When lags are specified for the dependent series, the lagged series will be used as explanatory series in the model. The dependent series will always be without lag.

## How to create simple rolling regression model?

- Check box for 'Output the dependent series' or 'Output the explanatory series'.
- Select window length.
- Select Output indicators (they will appear on chart).
- Check 'Include' for at least two series and mark one as 'Is dependent'.
- Add Time chart.

## Common errors

#### Degree of freedom is too low

You cannot fit the regression coefficients if there are no degrees of freedom. The degrees of freedom are the number of observations - number of parameters that we are estimating. The number of estimated parameters includes the intercept.

The number of observations must thus be larger than the number of independent (explanatory) series.

# Forecast

It is not possible to calculate forecast in Rolling regression analysis. In some way such functionality at some point would base forecast on itself because it keeps rolling.

As a workaround, we recommend using simple Regression analysis. In 'Estimation sample range' type in parameter '-window_length' (i.e.; -5m and -2m; -50 and -10). Thanks to that you will set last non-forecasted value in the desired point in time. When you enable 'Calculate forecast' box this will calculate the forecast based on the regression of the narrowed earlier number of observations of these two series.

# Report

The fact that a rolling window is utilized has implications for the output. When using Regression analysis, a report is generated. In Rolling regression, no such report will be available. This is because, as explained in the overview, a rolling regression constitutes of many regressions, all of which will yield individual statistics. The output of statistics, information criteria and parameters will thus all be time series. You have many options regarding what information to include in the result.

## How to output indicators?

Simply mark the indicator in the panel and it will be available as output.

# Calculating regression with formulas

To calculate α and β use:

Intercept(series1, series2, window)

Slope(series1, series2, window)

where series1 is the dependent series and series2 is the explanatory series. If you get different values than from analysis check 'Estimation sample range' - it has to be calculated on identical time range. To avoid adding Cut() formula everywhere you can set data range on Series list.

Formulas above calculate the regression between two series, but if in Regression analysis are more series these won't be comparable models - you will get different outcomes.

# Examples

In this example, we used the model presented for the Regression analysis, and created a new regression model which is generated on 5 years rolling window. For the output, we've included the residuals and the R2.

Here we calculate explanatory variable share.

# Questions

- Why rolling regression's average residual is not zero?
- Why model's values are different than the ones coming from a same model but rolling?

## Why rolling regression's average residual is not zero?

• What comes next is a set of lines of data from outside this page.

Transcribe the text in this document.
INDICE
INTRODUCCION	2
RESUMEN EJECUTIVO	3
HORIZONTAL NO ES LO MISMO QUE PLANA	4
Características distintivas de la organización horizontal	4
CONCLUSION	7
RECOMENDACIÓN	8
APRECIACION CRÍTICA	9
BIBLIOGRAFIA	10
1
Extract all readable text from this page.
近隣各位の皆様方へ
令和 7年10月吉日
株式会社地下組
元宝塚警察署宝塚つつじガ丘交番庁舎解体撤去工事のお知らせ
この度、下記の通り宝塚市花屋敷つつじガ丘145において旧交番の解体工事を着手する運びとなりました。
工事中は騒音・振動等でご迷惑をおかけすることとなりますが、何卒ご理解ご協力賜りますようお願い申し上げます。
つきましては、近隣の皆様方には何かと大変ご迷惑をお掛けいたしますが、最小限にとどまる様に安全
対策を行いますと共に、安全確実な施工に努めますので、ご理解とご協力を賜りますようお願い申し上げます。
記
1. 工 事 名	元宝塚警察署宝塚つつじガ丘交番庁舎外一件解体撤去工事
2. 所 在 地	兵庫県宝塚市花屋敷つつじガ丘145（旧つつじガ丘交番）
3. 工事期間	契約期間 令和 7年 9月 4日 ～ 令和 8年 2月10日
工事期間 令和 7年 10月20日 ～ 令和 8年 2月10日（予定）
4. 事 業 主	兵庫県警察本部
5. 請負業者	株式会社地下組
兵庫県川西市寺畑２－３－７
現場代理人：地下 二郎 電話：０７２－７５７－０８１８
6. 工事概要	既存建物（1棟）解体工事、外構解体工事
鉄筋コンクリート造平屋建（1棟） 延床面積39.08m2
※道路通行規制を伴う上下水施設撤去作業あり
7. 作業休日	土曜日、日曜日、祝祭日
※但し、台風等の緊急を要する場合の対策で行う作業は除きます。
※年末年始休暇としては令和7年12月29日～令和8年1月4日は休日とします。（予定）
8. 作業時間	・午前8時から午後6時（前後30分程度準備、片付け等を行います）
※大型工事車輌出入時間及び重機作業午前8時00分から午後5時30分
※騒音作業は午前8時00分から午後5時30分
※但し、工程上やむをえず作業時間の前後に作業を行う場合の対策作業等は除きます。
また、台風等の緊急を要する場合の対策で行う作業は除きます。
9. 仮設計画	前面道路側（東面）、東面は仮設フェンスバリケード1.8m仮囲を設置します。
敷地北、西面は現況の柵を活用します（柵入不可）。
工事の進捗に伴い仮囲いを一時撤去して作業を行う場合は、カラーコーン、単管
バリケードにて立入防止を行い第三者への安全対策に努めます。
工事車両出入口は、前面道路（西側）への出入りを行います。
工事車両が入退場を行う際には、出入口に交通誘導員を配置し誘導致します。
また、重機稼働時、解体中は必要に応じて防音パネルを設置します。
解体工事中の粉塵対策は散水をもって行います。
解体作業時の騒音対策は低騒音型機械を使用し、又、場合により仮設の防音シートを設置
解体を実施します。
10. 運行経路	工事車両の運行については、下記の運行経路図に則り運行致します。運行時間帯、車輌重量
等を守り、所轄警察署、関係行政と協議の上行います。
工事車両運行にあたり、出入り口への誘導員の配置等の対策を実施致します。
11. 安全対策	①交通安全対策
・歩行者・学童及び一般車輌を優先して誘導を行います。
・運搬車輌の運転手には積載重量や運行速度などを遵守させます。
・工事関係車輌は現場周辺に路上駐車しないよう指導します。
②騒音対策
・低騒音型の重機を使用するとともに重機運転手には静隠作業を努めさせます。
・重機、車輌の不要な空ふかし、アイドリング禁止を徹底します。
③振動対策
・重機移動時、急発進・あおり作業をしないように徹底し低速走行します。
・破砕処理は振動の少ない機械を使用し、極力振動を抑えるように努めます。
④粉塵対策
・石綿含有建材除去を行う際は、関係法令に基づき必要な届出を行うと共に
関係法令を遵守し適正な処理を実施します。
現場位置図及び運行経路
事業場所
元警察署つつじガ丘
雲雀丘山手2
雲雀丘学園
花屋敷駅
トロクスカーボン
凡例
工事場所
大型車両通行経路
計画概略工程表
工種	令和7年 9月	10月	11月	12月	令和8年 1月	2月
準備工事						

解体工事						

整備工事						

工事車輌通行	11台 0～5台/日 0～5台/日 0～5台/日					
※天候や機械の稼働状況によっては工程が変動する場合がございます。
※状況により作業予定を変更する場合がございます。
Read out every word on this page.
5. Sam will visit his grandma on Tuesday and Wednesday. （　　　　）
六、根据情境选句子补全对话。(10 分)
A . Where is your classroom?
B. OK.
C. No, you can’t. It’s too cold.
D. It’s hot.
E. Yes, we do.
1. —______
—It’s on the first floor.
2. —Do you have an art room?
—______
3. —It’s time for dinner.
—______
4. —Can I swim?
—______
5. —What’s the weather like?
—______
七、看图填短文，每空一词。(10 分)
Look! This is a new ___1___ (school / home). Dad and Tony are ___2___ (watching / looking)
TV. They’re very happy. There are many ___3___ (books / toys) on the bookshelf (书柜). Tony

If you do a standard regression, the mean of the residuals is zero. With Rolling regression, it does one separate regressions at each point in time and thus residuals are not zero on average.

## Why model's values are different than the ones coming from a same model but rolling?

The differences stems from different time ranges being taken into calculation because of:

- Mon-Sun daily series vs Mon-Fri daily series
- what Macrobond takes into account when calculating a sample range

To ensure that you are looking and comparing the exact same time periods use one of the below methods:

- change frequency in the document to Daily (not
*Daily (highest)*or*Daily (lowest)*) and set Observations to Monday-Friday - change the window size in Rolling regression from, for example 'X months', to number of observations in Regression i.e., '402'.

The first method will give closely similar results but still not 100% same due to the way Macrobond sets Start range i.e., '-18m' is not strictly '18m', but '18m' counting from the previous observation so, effectively '18 months +1'. In which case, you may want to set the Window length to a number of observations instead.

The latter approach will output the same values in both Regression and Rolling regression.